Re: Row locks, SKIP LOCKED, and transactions

Thomas Munro <thomas.munro@xxxxxxxxx> · Wed, 18 Dec 2019 15:10:27 +1300

On Wed, Dec 18, 2019 at 5:12 AM Steven Winfield
<Steven.Winfield@xxxxxxxxxxxxxxxxx> wrote:
> * I observe this even if I crank up the transaction isolation level to repeatable read and serializable.

Huh.  SERIALIZABLE shouldn't allow two transactions to see no result
row for a given ID and then insert a result row for that ID.  One of
those transactions should have to roll back, because otherwise it'd be
incompatible with both serial orderings of the two transactions.

> I'm wondering if row locks are not obeying the same transactional semantics as row data,

They are indeed a bit weird.  They sometimes check if the condition
still apply (since the row might have changed between the scan and
LockRows node) which leads to some interesting effects, but only if
the row being locked was concurrently updated, and here that isn't the
case.  This is a source of a fair amount of confusion about FOR UPDATE
and joins/subselects.

> Perhaps this is a misuse of the locking system, since I'm locking a row "FOR UPDATE" but not actually updating it, but as row locks are released at the end of a transaction (according to the docs) then my expectation was for the unlocking and the visibility of newly committed rows to be atomic.
> I've tried FOR NO KEY UPDATE too, without luck.
>
> If I'm doing something forbidden (and the docs say so) then I'd be grateful if someone could point that out!

Conceptually, the thing you really need to lock for this to work is
the result row that isn't there yet, so that some overlapping
transaction doesn't try to lock the same absent thing.  Unfortunately,
our system for locking things that aren't there isn't there either.
Some articles on serializability talk about "materialising the
conflict", which means locking some other surrogate thing that
"covers" a gap you are interested in.  You might think the job row
would do the trick, but since we don't recheck the condition (that is,
recheck that there is no corresponding result because you don't update
the job row), no cigar.  You could also use plain old
pg_try_advisory_xact_lock(id), because it just locks integers, and
they're always there.

SERIALIZABLE deals with that type of magic internally (it locks gaps
in key ranges by predicate-locking a physical btree or hash page that
you'd need to write on to insert a row with a matching key, which is
how it discovers a conflict between one transaction that went looking
for key=42 but didn't find it and another that later writes key=42),
but, as mentioned, SERIALIZABLE doesn't really allow concurrency with
this workload, and you specified that you wanted concurrency with SKIP
LOCKED (but I think you'd have the same problem without it; SKIP
LOCKED just gets you the wrong answer faster).

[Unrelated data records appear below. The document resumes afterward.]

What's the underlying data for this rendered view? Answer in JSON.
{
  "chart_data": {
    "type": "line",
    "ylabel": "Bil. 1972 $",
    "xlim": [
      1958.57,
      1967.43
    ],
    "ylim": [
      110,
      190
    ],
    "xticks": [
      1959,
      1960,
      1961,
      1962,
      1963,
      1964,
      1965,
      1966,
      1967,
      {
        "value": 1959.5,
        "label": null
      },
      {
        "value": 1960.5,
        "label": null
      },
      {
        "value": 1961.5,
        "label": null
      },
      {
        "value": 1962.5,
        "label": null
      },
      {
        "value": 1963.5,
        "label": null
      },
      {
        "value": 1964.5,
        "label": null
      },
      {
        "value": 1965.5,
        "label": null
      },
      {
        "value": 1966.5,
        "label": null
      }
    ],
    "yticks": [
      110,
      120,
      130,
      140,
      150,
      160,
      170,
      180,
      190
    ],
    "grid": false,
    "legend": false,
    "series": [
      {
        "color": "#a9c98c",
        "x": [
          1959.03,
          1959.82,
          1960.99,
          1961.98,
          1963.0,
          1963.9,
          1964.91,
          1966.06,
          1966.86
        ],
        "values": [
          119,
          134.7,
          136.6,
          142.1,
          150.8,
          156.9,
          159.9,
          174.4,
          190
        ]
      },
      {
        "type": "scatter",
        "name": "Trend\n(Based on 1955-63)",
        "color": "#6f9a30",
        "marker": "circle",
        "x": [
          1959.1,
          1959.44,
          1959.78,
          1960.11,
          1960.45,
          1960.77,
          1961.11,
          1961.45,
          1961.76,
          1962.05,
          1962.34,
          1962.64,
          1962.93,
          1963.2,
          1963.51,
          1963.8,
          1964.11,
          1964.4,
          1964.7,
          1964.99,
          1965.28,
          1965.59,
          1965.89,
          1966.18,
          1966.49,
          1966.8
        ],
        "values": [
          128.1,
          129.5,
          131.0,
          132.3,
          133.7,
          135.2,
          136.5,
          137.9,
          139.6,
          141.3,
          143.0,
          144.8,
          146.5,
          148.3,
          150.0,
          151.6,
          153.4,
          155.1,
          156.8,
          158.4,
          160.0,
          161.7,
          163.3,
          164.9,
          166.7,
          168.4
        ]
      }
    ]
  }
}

There are various ways you could deal with this, but I'd probably go
for a simple scheme where you only have to consult a single row to
know if you can claim it.  You could still put the results into a
separate table, but use job.state to find work, and set it to DONE
when you insert the result.  It may also be possible to add no new
columns but do a dummy update to the job row to get the join qual
rechecked, but I'm not sure if that'd work.  Another reason to add a
state column to the job table is so that you can put a conditional
index on it so you can find jobs to be done very quickly, if you're
not planning to remove the ones that are done.